Control design for power assisted bicycle trailer

Abstract

Abstract This thesis presents the design and implementation of a controller for an electric trailer attached to a bicycle, aiming to ensure that the cyclist does not experience any additional load arising from the trailer. Our presented controller’s objective is to minimize the force between the bicycle and the trailer, regardless of load variations, wind conditions, or road terrain. The studied trailer’s rigid mechanical construction results in a system that does not display any meaningful dynamics with respect to the applied wheel torque and the resultant force generated at the tow hitch. This static behavior enables the formulation of the controller as a static optimization problem. By applying Newtonian physics, we derive a motion model, leading to the development of a model-based controller capable of real-time control. Additionally, an online parameter estimation algorithm is developed, where the gradient of the model serves as a weight to penalize the relative change of each parameter.
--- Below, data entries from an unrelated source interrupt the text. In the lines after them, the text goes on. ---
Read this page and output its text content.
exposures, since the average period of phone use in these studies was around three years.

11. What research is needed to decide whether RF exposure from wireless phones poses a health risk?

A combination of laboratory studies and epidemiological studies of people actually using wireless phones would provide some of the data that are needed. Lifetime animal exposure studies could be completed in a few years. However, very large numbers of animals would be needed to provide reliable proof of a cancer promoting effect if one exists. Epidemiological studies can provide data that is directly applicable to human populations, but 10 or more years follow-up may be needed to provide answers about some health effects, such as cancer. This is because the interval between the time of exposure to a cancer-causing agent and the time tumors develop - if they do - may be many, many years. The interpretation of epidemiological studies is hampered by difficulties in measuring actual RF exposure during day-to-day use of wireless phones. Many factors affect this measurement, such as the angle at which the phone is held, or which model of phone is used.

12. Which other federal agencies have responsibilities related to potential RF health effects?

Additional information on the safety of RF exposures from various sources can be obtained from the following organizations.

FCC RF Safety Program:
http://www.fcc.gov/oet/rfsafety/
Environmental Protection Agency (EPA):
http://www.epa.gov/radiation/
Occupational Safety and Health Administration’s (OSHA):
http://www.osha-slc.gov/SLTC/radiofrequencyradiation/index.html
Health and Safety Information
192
By assigning different convergence rates during runtime to the parameters — trailer mass, rolling resistance coefficient, and wind drag coefficient—the estimation process can more accurately reflect real-world conditions. The developed controller was evaluated against conventional control regulators, particularly proportional and integral controllers, using a set of initial parameters. The results are promising, indicating that the online parameter estimation method is effective with an model error of 12% when compared to the true sensor value.